A large number of Swiss banks opted to bite the bullet instead of being drawn into a protracted conflict with the U.S. judiciary: 80 so-called Category 2 banks participated in a U.S. program launched in 2013 to settle the tax dispute.

They were forced to plead guilty, transmit data to the U.S. and to pay a fine. The Department of Justice (DoJ) in January 2016 lauded its program as a success story – the fines had added up to more than $1.36 billion, a handsome return for the authorities of a rival financial market.

But Not the End

It turns out that this wasn’t the end to the story. More and more of the Category 2 banks have been asked to stump up for a second time, which raised the question whether a whole new wave of demands was about to reach Swiss banking. An insider, who requested anonymity, told finews.com that about a tenth of the Category 2 banks was likely to be ordered to pay more than originally envisaged.

Lombard Odier, the Geneva-based private bank, is one of them. Having been ordered to pay $99.8 million at the end of 2015, the DoJ followed with another request in August 2018 for $5.3 million. The argument was that the bank hadn’t revealed all the assets of U.S. clients that it ought to have.

In July 2019, the turn was on Banque Bonhôte, which had to pay $1.2 million extra. In January 2020, UBP faced a bill of $14 million and Coutts was ordered to pay $27.9 million. Erstwhile owner Royal Bank of Scotland footed the bill for Coutts – the international and Swiss business of Coutts had been sold to UBP in 2016.

Big Delta

There’s no clear pattern behind the payments and they probably aren’t connected to the four-year period of impunity agreed by the DoJ for Category 2 banks, which ran out this year.

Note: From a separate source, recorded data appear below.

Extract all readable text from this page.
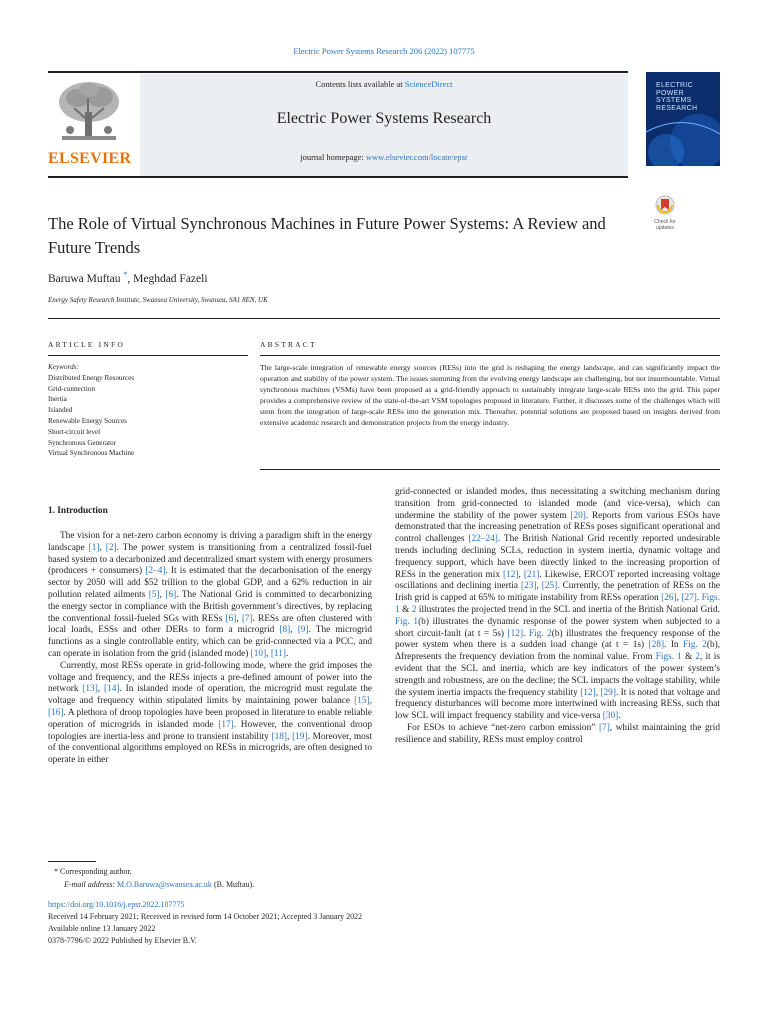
Electric Power Systems Research 206 (2022) 107775
ELSEVIER
Contents lists available at ScienceDirect
Electric Power Systems Research
journal homepage: www.elsevier.com/locate/epsr
ELECTRIC
POWER
SYSTEMS
RESEARCH
Check for
updates
The Role of Virtual Synchronous Machines in Future Power Systems: A Review and Future Trends
Baruwa Muftau *, Meghdad Fazeli
Energy Safety Research Institute, Swansea University, Swansea, SA1 8EN, UK
ARTICLE INFO
Keywords:
Distributed Energy Resources
Grid-connection
Inertia
Islanded
Renewable Energy Sources
Short-circuit level
Synchronous Generator
Virtual Synchronous Machine
ABSTRACT
The large-scale integration of renewable energy sources (RESs) into the grid is reshaping the energy landscape, and can significantly impact the operation and stability of the power system. The issues stemming from the evolving energy landscape are challenging, but not insurmountable. Virtual synchronous machines (VSMs) have been proposed as a grid-friendly approach to sustainably integrate large-scale RESs into the grid. This paper provides a comprehensive review of the state-of-the-art VSM topologies proposed in literature. Further, it discusses some of the challenges which will stem from the integration of large-scale RESs into the generation mix. Thereafter, potential solutions are proposed based on insights derived from extensive academic research and demonstration projects from the energy industry.
1. Introduction

The vision for a net-zero carbon economy is driving a paradigm shift in the energy landscape [1], [2]. The power system is transitioning from a centralized fossil-fuel based system to a decarbonized and decentralized smart system with energy prosumers (producers + consumers) [2–4]. It is estimated that the decarbonisation of the energy sector by 2050 will add $52 trillion to the global GDP, and a 62% reduction in air pollution related ailments [5], [6]. The National Grid is committed to decarbonizing the energy sector in compliance with the British government’s directives, by replacing the conventional fossil-fueled SGs with RESs [6], [7]. RESs are often clustered with local loads, ESSs and other DERs to form a microgrid [8], [9]. The microgrid functions as a single controllable entity, which can be grid-connected via a PCC, and can operate in isolation from the grid (islanded mode) [10], [11].

Currently, most RESs operate in grid-following mode, where the grid imposes the voltage and frequency, and the RESs injects a pre-defined amount of power into the network [13], [14]. In islanded mode of operation, the microgrid must regulate the voltage and frequency within stipulated limits by maintaining power balance [15], [16]. A plethora of droop topologies have been proposed in literature to enable reliable operation of microgrids in islanded mode [17]. However, the conventional droop topologies are inertia-less and prone to transient instability [18], [19]. Moreover, most of the conventional algorithms employed on RESs in microgrids, are often designed to operate in either

grid-connected or islanded modes, thus necessitating a switching mechanism during transition from grid-connected to islanded mode (and vice-versa), which can undermine the stability of the power system [20]. Reports from various ESOs have demonstrated that the increasing penetration of RESs poses significant operational and control challenges [22–24]. The British National Grid recently reported undesirable trends including declining SCLs, reduction in system inertia, dynamic voltage and frequency support, which have been directly linked to the increasing proportion of RESs in the generation mix [12], [21]. Likewise, ERCOT reported increasing voltage oscillations and declining inertia [23], [25]. Currently, the penetration of RESs on the Irish grid is capped at 65% to mitigate instability from RESs operation [26], [27]. Figs. 1 & 2 illustrates the projected trend in the SCL and inertia of the British National Grid. Fig. 1(b) illustrates the dynamic response of the power system when subjected to a short circuit-fault (at t = 5s) [12]. Fig. 2(b) illustrates the frequency response of the power system when there is a sudden load change (at t = 1s) [28]. In Fig. 2(b), Δfrepresents the frequency deviation from the nominal value. From Figs. 1 & 2, it is evident that the SCL and inertia, which are key indicators of the power system’s strength and robustness, are on the decline; the SCL impacts the voltage stability, while the system inertia impacts the frequency stability [12], [29]. It is noted that voltage and frequency disturbances will become more intertwined with increasing RESs, such that low SCL will impact frequency stability and vice-versa [30].

For ESOs to achieve “net-zero carbon emission” [7], whilst maintaining the grid resilience and stability, RESs must employ control

* Corresponding author.
E-mail address: M.O.Baruwa@swansea.ac.uk (B. Muftau).
https://doi.org/10.1016/j.epsr.2022.107775
Received 14 February 2021; Received in revised form 14 October 2021; Accepted 3 January 2022
Available online 13 January 2022
0378-7796/© 2022 Published by Elsevier B.V.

It seems rather an issue of the U.S. authorities opting to pounce on glaring discrepancies. U.S. investigators today have a much clearer picture of untaxed money on Swiss accounts than they had in 2016, thanks to leaver-lists of banks, new transfer data and witness accounts of Swiss bankers. The Americans are presenting their case where they see a particularly big delta to the assets reported, according to the source.

Not So Thorough Compliance?

Apart from reports by banks themselves, reasons for the discrepancies may be down to cases of people with dual citizenship, who opted not to reveal their U.S. passport.

Also, there may be instances where compliance departments at banks have been less than thorough or where bankers didn’t reveal U.S. assets for fear of losing their clients.

No Involvement of Swiss Government

The Swiss government, which helped with the launch of the original program in 2013 isn’t involved in this latest round of punishment payments, according to a statement by the State Secretariat for International Finance (SIF) in Bern.

The Swiss banking industry doesn’t know how far the U.S. authorities intend to go but one observer noted that the proverbial lemon has been squeezed dry already.